When the code is written poorly, you’re not going to have a solid foundation to build on. So it’s going to be more involved, demand more of your time, and cost a lot of money.
How To Make Sure You Deliver Clean Code
Everyone has their own take on writing clean code. However, a good place to start is to read some books on the best way to approach it.
Osman Ahmed Osman, Engineering Manager at Quora, recommends reading the following:
- Clean Code: A Handbook of Agile Software Craftsmanship, by Robert C. Martin
- Code Complete: A Practical Handbook of Software Construction, by Steve McConnell
- KISS: Keep it simple, stupid
- MVC: Model View Controller (Architecture principle)
- DRY: Don’t repeat yourself
- YAGNI: You ain’t gonna need it
- RASAP: Refactor as soon as possible
There are a ton of design patterns out there, so take advantage of them. Someone else has probably resolved your current problem, so that’s an excellent place to start. There’s no need to reinvent the wheel here, there are loads of libraries that you can leverage to solve even the most complex problems in software development.
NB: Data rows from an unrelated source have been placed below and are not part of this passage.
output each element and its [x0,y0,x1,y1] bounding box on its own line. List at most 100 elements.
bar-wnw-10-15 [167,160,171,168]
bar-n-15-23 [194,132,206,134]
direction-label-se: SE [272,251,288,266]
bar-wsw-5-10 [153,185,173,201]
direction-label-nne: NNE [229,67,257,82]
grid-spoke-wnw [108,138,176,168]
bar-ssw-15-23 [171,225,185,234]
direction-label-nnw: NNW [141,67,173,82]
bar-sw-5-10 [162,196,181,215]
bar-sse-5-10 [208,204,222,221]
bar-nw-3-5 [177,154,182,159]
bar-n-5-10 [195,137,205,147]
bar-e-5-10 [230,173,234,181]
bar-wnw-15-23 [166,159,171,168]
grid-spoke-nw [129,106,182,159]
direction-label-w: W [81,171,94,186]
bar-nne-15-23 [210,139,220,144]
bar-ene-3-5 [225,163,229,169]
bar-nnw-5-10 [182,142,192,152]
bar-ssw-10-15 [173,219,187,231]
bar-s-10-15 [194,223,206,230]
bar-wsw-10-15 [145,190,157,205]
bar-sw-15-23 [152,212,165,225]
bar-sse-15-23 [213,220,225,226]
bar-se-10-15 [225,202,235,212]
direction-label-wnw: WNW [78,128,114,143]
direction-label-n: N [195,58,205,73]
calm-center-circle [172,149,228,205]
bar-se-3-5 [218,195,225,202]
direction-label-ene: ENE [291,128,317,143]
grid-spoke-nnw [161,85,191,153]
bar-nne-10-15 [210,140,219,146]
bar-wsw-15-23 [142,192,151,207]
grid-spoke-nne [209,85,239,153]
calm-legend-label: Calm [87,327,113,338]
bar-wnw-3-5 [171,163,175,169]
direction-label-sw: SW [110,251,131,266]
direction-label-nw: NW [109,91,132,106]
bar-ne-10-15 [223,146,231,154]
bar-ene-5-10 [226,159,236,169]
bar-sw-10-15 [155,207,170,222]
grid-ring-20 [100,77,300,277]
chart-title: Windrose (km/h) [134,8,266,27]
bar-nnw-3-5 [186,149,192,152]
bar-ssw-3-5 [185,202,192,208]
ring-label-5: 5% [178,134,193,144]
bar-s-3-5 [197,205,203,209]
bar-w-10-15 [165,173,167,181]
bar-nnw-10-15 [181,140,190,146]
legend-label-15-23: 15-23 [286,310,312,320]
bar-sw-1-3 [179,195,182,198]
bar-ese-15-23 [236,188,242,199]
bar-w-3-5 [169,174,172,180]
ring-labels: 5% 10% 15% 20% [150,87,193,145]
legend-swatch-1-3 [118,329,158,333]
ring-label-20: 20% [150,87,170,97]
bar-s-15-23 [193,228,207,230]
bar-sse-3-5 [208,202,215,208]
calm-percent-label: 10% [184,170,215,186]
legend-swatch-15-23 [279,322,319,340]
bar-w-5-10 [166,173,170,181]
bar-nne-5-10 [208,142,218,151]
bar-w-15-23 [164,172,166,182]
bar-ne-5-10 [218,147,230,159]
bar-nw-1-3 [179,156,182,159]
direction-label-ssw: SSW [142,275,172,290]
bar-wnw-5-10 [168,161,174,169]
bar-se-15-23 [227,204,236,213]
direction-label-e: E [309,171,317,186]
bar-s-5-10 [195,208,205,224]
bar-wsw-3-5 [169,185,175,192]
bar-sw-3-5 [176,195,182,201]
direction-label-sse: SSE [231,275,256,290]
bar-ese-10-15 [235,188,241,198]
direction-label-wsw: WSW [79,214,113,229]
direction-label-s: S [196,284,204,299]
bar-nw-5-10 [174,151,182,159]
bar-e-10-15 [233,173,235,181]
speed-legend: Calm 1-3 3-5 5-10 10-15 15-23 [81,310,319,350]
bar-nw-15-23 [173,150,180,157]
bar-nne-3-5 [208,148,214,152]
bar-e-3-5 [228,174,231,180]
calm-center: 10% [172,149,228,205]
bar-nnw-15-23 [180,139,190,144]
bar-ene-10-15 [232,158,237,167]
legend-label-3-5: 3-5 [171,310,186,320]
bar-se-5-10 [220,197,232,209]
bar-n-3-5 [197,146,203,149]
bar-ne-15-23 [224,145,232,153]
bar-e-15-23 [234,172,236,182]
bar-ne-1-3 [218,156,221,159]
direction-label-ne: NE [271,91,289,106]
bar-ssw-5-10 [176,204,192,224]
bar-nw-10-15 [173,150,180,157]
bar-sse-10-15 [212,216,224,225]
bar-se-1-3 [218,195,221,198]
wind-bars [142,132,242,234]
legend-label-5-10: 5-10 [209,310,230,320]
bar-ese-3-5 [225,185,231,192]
When you’re working in a team, it’s imperative to set up some coding standard and conventions first. This will help negate a scenario where you end up with different types of code that follows different coding styles (and naming conventions).
There are also a bunch of clean code verification tools you can use to test the quality of your code. Some of these clean code tools are as follows:
- Klocwork (for Java and C++ programming)
- PHP Mess Detector (for PHP programming)
- SonarQube (for 20+ programming languages)
There are many more clean code verification tools in the marketplace, so it’s best to first try them out and commit to a tool that suits your style and current coding project.
Delivering clean code is all about doing things right from the beginning. It’s definitely worth the effort because when you build quality, working software, you end up with a product that can be improved continuously, rapidly, and cost-effectively.
It’s also just the right thing for a human being to do!
While many managers and Product Owners might pressure you to neglect writing good code because of the requirements or the schedule, it’s your job to do it right and stand up for clean code.
In the end, the odds are stacked up in your favor because quality code boosts the overall value of the product, keeps costs down, and makes updates and maintenance a breeze. So keep it simple!